We review the different types of most dangerous malware that exist on Android.

These are the most dangerous threats available on Android today

According to specialists, after end of flubot several weeks ago, MaliBot has managed to gain prominence. This new malware bases its attacks on phishing via SMS (practice known as smishing)tricking users into following a link and downloading a rogue application.

Despite the rise in popularity of this malware, Emoticon remains the most dangerous and frequent threat, with a global impact of 14%, followed by Formbook and Snake Keylogger.

  1. Emoticon – Emotet is an advanced, self-propagating and modular Trojan. Emotet was once used as a banking Trojan, but has recently been used as a distributor of other malware or malicious campaigns. It uses multiple methods to maintain persistence and evasion techniques to avoid detection. Furthermore, it can be spread via emails containing malicious attachments or links.
  2. form book – Formbook is an Infostealer first detected in 2016. It is marketed as Malware-as-a-Service (MaaS) on underground hacking forums due to its strong evasion techniques and relatively low price. FormBook obtains credentials from web browsers, collects screenshots, monitors and logs keystrokes, and can download and run files.
  3. Snake Keylogger – Snake is a modular keylogger and credential stealer that was first discovered in late November 2020. Its main function is to record user keystrokes and transmit the collected data to threat actors. Snake infections pose a huge threat to users’ privacy and online security, as the malware can steal virtually all kinds of sensitive information and is a particularly evasive and persistent keylogger.
  4. Agent Tesla – Agent Tesla is an advanced RAT that functions as a keylogger and data stealer, which is capable of monitoring and collecting victim’s keyboard input, system keyboard, taking screenshots and exfiltrating credentials to a variety of software installed on the victim’s machine (including Google Chrome, Mozilla Firefox and Microsoft Outlook email client).
  5. XMRig – XMRig is an open source CPU mining software used to mine the Monero cryptocurrency. Threat actors often abuse this open source software by integrating it into their malware to illegally mine victims’ devices.
  6. Remcos – Remcos is a RAT-type malware that first appeared in 2016. Remcos is distributed via malicious Microsoft Office documents, which are attached to SPAM emails, and is designed to bypass security and execute the malware with privileges of high level.
  7. Phorpiex – Phorpiex is a botnet (also known as Trik) and has been since 2010. At its peak it controlled over a million infected hosts. Known for distributing other malware families via spam campaigns, as well as fueling large-scale sextortion and spam campaigns.
  8. Ramnit – Ramnit is a modular banking Trojan first discovered in 2010. Ramnit steals web session information, giving its operators the ability to steal account credentials for all services used by the victim, including bank accounts, and corporate and social media accounts. The Trojan uses both encrypted domains and domains generated by a DGA (Domain Generation Algorithm) to contact the C&C server and download additional modules.
  9. Glupteba – Glupteba is a backdoor that matured into a botnet. In 2019 it included a C&C address update mechanism via public Bitcoin lists, a comprehensive browser hijacking capability, and a router exploiter.
  10. NJRat – NJRat is a remote access Trojan, used by both Crimeware and state attackers. The Trojan first appeared in 2012 and has multiple capabilities: capturing keystrokes, accessing the victim’s camera, stealing credentials stored in browsers, uploading and downloading files, manipulating processes and files, and viewing the desktop of the victim.
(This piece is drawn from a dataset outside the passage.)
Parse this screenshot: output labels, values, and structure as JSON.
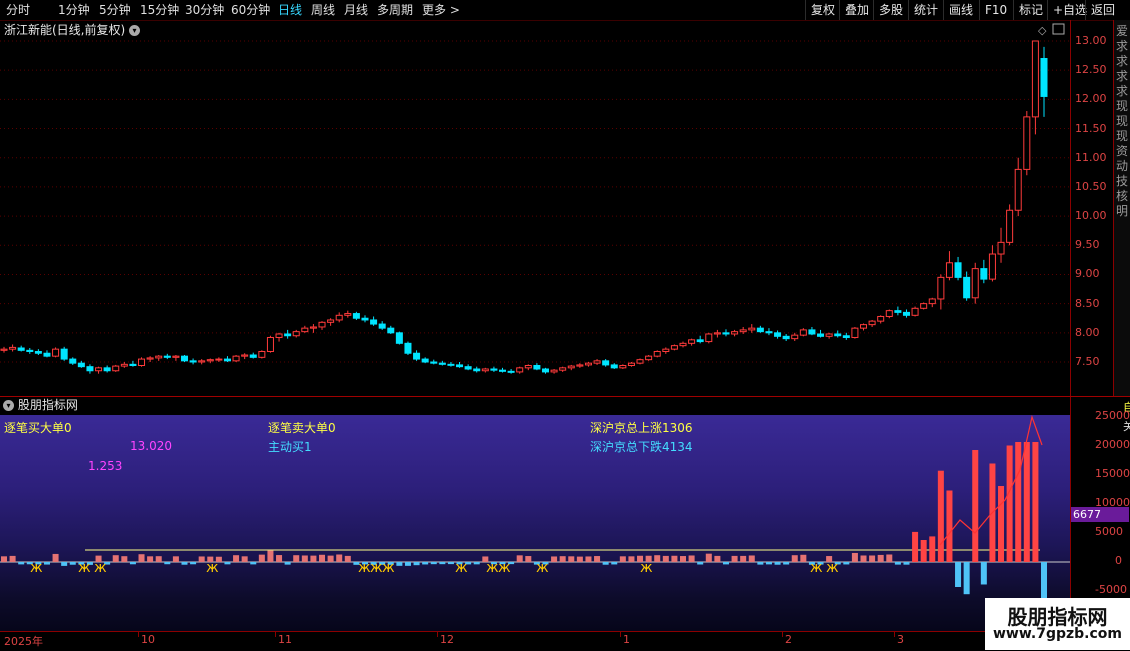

NJRat infects victims via phishing attacks and drive-by downloads, and spreads via infected USB keys or network drives, supported by Command & Control server software.
See also  Microsoft warns: 4 tips to prevent malware from infecting your Android

As you can see, not all malware mentioned in the list prepared by Check Point do not affect Android nor are they aimed at attacking Google’s operating system mainly, but some of them do have the most used mobile platform in the world as their target.

For that reason, it is highly recommended to take all necessary precautions and adopt the measures to keep an Android device 100% secure.